The moving truck broke down. Our stuff doesn’t get to Austin until Thursday. We’re sleeping on the Aero Bed with one top sheet and an old mover blanket they use to wrap furniture. There’s no television, no cable, no Internet. The Suitor turns to me last night, at 10:30 PM, and says, "So what the hell did people do before there was electricity?"
"They knit or read." I don’t remember the last time I did either without something else going on, the radio, the television, something.
"I have to wake up early anyway," he said before rolling over. They had sex, I thought in our bedtime silence, and they moaned loudly, but I didn’t say it or else he’d want to have sex. Lately I’ve been too ass-slapped by the sun to think about slapping anyone else’s ass.
Yesterday we went to a park and walked around near fresh springs when The Suitor asked me, "Do you know what we are?"

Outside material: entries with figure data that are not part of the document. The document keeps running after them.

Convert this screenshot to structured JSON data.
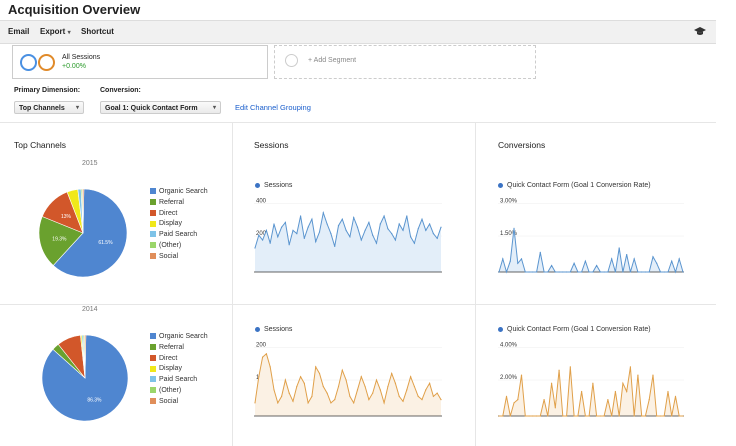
{
  "page_title": "Acquisition Overview",
  "toolbar": {
    "email": "Email",
    "export": "Export",
    "shortcut": "Shortcut"
  },
  "segments": {
    "all_sessions_label": "All Sessions",
    "all_sessions_change": "+0.00%",
    "add_segment": "+ Add Segment"
  },
  "dimension": {
    "primary_label": "Primary Dimension:",
    "conversion_label": "Conversion:",
    "primary_value": "Top Channels",
    "conversion_value": "Goal 1: Quick Contact Form",
    "edit_link": "Edit Channel Grouping"
  },
  "panels": {
    "top_channels": "Top Channels",
    "sessions": "Sessions",
    "conversions": "Conversions"
  },
  "legend_items": [
    "Organic Search",
    "Referral",
    "Direct",
    "Display",
    "Paid Search",
    "(Other)",
    "Social"
  ],
  "colors": {
    "organic": "#4f86d0",
    "referral": "#6aa12e",
    "direct": "#d2572a",
    "display": "#f0e81a",
    "paid": "#7ec3e8",
    "other": "#9bd66a",
    "social": "#e08e5a",
    "blue_line": "#5b95cf",
    "blue_fill": "#e3eef9",
    "orange_line": "#e0a04a",
    "orange_fill": "#fbf1e4"
  },
  "rows": [
    {
      "year": "2015",
      "pie_labels": [
        "61.5%",
        "19.3%",
        "13%"
      ],
      "sessions_legend": "Sessions",
      "sessions_ticks": [
        "400",
        "200"
      ],
      "conversions_legend": "Quick Contact Form (Goal 1 Conversion Rate)",
      "conversions_ticks": [
        "3.00%",
        "1.50%"
      ]
    },
    {
      "year": "2014",
      "pie_labels": [
        "86.3%"
      ],
      "sessions_legend": "Sessions",
      "sessions_ticks": [
        "200",
        "100"
      ],
      "conversions_legend": "Quick Contact Form (Goal 1 Conversion Rate)",
      "conversions_ticks": [
        "4.00%",
        "2.00%"
      ]
    }
  ],
  "chart_data": [
    {
      "type": "pie",
      "title": "2015",
      "categories": [
        "Organic Search",
        "Referral",
        "Direct",
        "Display",
        "Paid Search",
        "(Other)",
        "Social"
      ],
      "values": [
        61.5,
        19.3,
        13.0,
        4.0,
        1.2,
        0.5,
        0.5
      ]
    },
    {
      "type": "area",
      "legend": "Sessions",
      "ylim": [
        0,
        450
      ],
      "series": [
        {
          "name": "Sessions",
          "values": [
            150,
            230,
            200,
            260,
            180,
            300,
            220,
            280,
            310,
            170,
            260,
            240,
            350,
            210,
            280,
            330,
            190,
            250,
            370,
            300,
            240,
            160,
            290,
            330,
            260,
            220,
            340,
            280,
            200,
            260,
            310,
            230,
            180,
            300,
            350,
            270,
            240,
            200,
            300,
            260,
            350,
            220,
            180,
            270,
            330,
            260,
            300,
            240,
            210,
            280
          ]
        }
      ]
    },
    {
      "type": "line",
      "legend": "Quick Contact Form (Goal 1 Conversion Rate)",
      "ylim": [
        0,
        3.3
      ],
      "series": [
        {
          "name": "Quick Contact Form (Goal 1 Conversion Rate)",
          "values": [
            0,
            0.6,
            0,
            0.5,
            2.0,
            0.4,
            0.6,
            0,
            0,
            0,
            0,
            0.9,
            0,
            0,
            0.3,
            0,
            0,
            0,
            0,
            0,
            0.4,
            0,
            0,
            0.5,
            0,
            0,
            0.3,
            0,
            0,
            0,
            0.6,
            0,
            1.1,
            0,
            0.8,
            0,
            0.6,
            0,
            0,
            0,
            0,
            0.7,
            0.4,
            0,
            0,
            0,
            0.5,
            0,
            0.6,
            0
          ]
        }
      ]
    },
    {
      "type": "pie",
      "title": "2014",
      "categories": [
        "Organic Search",
        "Referral",
        "Direct",
        "Display",
        "Paid Search",
        "(Other)",
        "Social"
      ],
      "values": [
        86.3,
        2.7,
        9.0,
        0.5,
        0.5,
        0.5,
        0.5
      ]
    },
    {
      "type": "area",
      "legend": "Sessions",
      "ylim": [
        0,
        220
      ],
      "series": [
        {
          "name": "Sessions",
          "values": [
            40,
            120,
            180,
            190,
            150,
            80,
            40,
            60,
            110,
            70,
            45,
            90,
            120,
            100,
            40,
            60,
            150,
            130,
            90,
            70,
            40,
            50,
            90,
            140,
            110,
            60,
            40,
            80,
            120,
            90,
            50,
            70,
            110,
            80,
            40,
            90,
            130,
            100,
            60,
            45,
            80,
            120,
            90,
            60,
            50,
            80,
            100,
            60,
            70,
            50
          ]
        }
      ]
    },
    {
      "type": "line",
      "legend": "Quick Contact Form (Goal 1 Conversion Rate)",
      "ylim": [
        0,
        4.4
      ],
      "series": [
        {
          "name": "Quick Contact Form (Goal 1 Conversion Rate)",
          "values": [
            0,
            0,
            1.2,
            0,
            0.8,
            1.0,
            2.5,
            0,
            0,
            0,
            0,
            0,
            1.0,
            0,
            2.0,
            0.5,
            2.8,
            0,
            0,
            3.0,
            0,
            0,
            1.5,
            0,
            0,
            2.0,
            0,
            0,
            0,
            1.0,
            0,
            1.5,
            0,
            2.0,
            1.5,
            3.0,
            0,
            2.5,
            0,
            0,
            1.0,
            2.5,
            0,
            0,
            0,
            1.5,
            0,
            1.2,
            0,
            0
          ]
        }
      ]
    }
  ]
}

"We’re outdoorsy." That’s when we, both in our flip-flops, decided we’d need to keep an extra set of sneakers, shorts, and bathing suits in the backs of each of our cars. Sunblock for certain (even my scalp is burnt). Then we proceeded to walk some more. There was some crazy talk about purchasing a plant for our terrace. "It’s a wonder Linus has survived," I reminded him of my ability to murder everything living which surrounds me. "How about a bamboo area rug?" I suggested instead. So along with the bamboo rug and salad bowl, we toted home some Whole Foods loverliness for the grillin’. We’re officially suburban now, excluding the 1.5 children. Gynecologist appointment tomorrow, as I still have no period. You’re welcome for sharing. Speaking of sharing. Holy shit. I discovered something phenomenal: whipped honey. I am not getting paid to say this. I promise you’ll love this stuff. LOVE. I ate probably too much with my finger, straight from the jar, then drizzled mine (lemon flavored) over Florida stone crabs and steamed broccoli. You can melt it on green beans, asparagus, anything a kid is afraid of, including the doctor. Um, well. Anyway.